During my preteen and early teen years in the Bronx, I used to drop off my school books and meet my friends to play outside. At times, I would take my little sister along and she would always run into people she knew in the park. My friends and I would play a range of games such as box ball, stoop ball, skully, punch ball, and stick ball. We always found other children at the park to play with or against. We learned to negotiate when choosing sides, auguring plays and know when to stop teasing so the teased child wouldn't cry (or not cry so much). Were there fights and loud arguments? Of course there were, that is how we learned our social skills. With no adults around we had to work it out ourselves.

During nights with no school and in the warmer weather all the kids in the neighborhood would play hide & seek, Ring-a-leveo, or capture the flag. In this case I can proudly say we practiced "no child left behind" No thought was given to what might happen to us and nothing did, except for an occasional older teen giving us a hard time. Were we naive? Probably, however, this is how we played in the city. These social skills were necessary and evolved in even the shyest children, as they learned that they would be selected and be part of the group and feel important.

As a tween I was very much into stick ball and played it almost all the time on schooldays. The stick ball court (a wall with a box drawn on it) was about two blocks from my house and everybody in the neighborhood would hear my mother yell from the sixth floor kitchen window "Eric it's time for dinner". The stick ball game was over and the kids playing in the park knew it was 6:00pm, time to go home. Yes my mom had a very loud voice, you can hear it for three blocks or about 600 feet into the park, including the playground. Who needed cellphones when my mom was the the best communicating device in the neighborhood!

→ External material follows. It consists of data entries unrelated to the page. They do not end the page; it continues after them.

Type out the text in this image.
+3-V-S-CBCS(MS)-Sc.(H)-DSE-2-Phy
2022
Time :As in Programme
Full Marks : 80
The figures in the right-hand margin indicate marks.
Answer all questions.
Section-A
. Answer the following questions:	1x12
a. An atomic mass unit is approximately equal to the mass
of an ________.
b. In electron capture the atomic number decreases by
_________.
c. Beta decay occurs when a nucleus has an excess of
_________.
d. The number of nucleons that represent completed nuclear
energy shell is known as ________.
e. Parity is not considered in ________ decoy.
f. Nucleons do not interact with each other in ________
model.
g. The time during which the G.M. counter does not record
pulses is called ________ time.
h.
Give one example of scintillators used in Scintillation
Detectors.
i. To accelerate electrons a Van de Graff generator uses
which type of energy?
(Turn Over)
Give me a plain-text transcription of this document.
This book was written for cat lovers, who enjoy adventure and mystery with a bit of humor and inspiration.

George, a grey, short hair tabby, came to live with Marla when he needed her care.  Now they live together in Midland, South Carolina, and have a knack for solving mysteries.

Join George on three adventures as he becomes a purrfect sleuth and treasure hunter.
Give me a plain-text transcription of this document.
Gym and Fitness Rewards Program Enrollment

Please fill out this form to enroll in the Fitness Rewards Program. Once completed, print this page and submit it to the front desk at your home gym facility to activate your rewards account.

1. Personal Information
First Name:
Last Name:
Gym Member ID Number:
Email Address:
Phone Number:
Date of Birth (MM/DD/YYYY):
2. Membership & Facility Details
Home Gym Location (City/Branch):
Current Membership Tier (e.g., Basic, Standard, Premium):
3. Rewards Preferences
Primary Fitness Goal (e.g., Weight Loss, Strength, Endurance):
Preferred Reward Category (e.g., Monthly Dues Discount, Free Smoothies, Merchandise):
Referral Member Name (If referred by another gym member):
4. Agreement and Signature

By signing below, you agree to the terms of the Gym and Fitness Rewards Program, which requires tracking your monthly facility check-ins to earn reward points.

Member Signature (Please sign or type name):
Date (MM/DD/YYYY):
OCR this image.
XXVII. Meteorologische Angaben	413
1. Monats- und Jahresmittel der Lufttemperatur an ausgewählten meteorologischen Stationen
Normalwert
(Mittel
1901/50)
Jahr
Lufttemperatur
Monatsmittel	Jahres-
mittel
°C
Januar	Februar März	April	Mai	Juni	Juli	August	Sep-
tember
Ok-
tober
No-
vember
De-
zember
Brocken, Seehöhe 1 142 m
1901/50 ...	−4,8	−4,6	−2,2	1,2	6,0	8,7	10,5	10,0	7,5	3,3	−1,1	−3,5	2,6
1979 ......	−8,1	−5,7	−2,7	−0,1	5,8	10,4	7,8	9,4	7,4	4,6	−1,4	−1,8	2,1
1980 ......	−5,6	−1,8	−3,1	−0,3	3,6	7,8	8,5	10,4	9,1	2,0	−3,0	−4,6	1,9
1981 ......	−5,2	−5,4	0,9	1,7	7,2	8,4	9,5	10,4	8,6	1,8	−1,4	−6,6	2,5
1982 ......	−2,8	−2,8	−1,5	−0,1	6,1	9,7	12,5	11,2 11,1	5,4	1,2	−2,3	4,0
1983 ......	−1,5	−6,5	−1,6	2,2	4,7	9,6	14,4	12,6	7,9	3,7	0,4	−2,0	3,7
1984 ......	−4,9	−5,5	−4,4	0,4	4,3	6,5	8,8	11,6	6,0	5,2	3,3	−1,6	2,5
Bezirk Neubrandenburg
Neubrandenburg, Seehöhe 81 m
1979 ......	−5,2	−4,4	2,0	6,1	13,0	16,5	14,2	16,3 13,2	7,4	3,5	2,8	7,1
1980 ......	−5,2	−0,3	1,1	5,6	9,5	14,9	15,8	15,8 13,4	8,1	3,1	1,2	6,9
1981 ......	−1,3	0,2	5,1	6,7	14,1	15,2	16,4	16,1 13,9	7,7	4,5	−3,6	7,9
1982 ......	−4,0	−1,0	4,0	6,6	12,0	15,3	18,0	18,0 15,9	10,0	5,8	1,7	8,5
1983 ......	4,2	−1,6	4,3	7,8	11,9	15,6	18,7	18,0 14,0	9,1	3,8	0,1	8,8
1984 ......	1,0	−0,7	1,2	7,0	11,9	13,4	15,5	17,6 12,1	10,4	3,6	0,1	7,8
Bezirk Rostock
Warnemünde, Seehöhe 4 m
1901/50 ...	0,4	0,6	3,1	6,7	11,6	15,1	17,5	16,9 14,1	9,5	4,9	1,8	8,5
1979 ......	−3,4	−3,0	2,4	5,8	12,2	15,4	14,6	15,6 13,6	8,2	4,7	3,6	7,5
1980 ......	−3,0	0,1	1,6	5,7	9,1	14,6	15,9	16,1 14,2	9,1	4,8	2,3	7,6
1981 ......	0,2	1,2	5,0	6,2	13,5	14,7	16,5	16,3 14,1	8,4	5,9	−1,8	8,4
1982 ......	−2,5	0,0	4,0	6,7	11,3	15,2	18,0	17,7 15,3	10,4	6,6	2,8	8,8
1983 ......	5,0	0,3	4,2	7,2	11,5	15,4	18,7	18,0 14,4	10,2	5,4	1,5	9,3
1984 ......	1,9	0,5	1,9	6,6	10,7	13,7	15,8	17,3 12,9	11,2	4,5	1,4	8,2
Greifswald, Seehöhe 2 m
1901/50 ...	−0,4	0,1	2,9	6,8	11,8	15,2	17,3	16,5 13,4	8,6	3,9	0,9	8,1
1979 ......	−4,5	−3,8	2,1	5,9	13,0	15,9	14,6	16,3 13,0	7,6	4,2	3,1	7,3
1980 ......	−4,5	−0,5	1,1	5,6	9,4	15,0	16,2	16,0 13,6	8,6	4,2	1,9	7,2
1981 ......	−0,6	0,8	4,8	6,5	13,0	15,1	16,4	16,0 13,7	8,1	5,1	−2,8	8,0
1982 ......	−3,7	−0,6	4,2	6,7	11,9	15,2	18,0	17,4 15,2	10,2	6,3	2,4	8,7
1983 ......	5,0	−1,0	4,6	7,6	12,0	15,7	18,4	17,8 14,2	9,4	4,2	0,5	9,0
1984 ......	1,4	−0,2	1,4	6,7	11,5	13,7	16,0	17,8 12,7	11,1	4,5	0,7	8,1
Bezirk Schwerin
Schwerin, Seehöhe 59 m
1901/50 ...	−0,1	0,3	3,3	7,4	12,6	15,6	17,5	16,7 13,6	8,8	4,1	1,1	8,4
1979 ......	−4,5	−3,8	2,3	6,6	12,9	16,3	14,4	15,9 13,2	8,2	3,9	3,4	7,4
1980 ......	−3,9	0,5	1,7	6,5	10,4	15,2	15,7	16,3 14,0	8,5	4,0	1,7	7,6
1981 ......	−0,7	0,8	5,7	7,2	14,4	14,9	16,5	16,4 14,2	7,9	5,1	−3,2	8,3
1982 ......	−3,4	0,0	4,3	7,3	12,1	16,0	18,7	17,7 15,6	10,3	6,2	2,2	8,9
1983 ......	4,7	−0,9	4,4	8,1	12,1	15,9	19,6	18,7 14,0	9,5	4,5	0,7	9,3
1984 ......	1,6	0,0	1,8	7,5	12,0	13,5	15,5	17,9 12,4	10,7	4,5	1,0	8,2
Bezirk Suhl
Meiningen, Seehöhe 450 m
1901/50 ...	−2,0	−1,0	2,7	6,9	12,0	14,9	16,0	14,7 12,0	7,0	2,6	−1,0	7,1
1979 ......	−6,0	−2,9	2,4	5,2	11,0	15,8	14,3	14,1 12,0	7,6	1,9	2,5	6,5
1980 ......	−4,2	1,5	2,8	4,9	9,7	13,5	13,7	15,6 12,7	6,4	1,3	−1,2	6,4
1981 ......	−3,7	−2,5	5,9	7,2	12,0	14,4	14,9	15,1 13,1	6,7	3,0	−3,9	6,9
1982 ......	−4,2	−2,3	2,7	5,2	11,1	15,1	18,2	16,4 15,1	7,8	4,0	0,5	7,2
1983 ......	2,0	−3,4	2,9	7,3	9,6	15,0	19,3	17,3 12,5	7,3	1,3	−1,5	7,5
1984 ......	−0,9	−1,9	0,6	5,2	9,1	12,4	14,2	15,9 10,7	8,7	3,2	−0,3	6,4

Now we watch our children get together in adult supervised organized play with the adult doing the picking and telling the children what to do. Where are the games that the children play in which they can develop their social skills? Is it any wonder that cooperative learning is a tough concept for the student to handle? You must have social skills if you want the students to work together. I find these social skills sorely lacking and worry about this generation as they approach adulthood.

By the way, most of my punch ball games were played in the school yard during recess and lunch. The school yard now has trailers in it and the students are stuck in the cafeteria or their classroom. See a problem?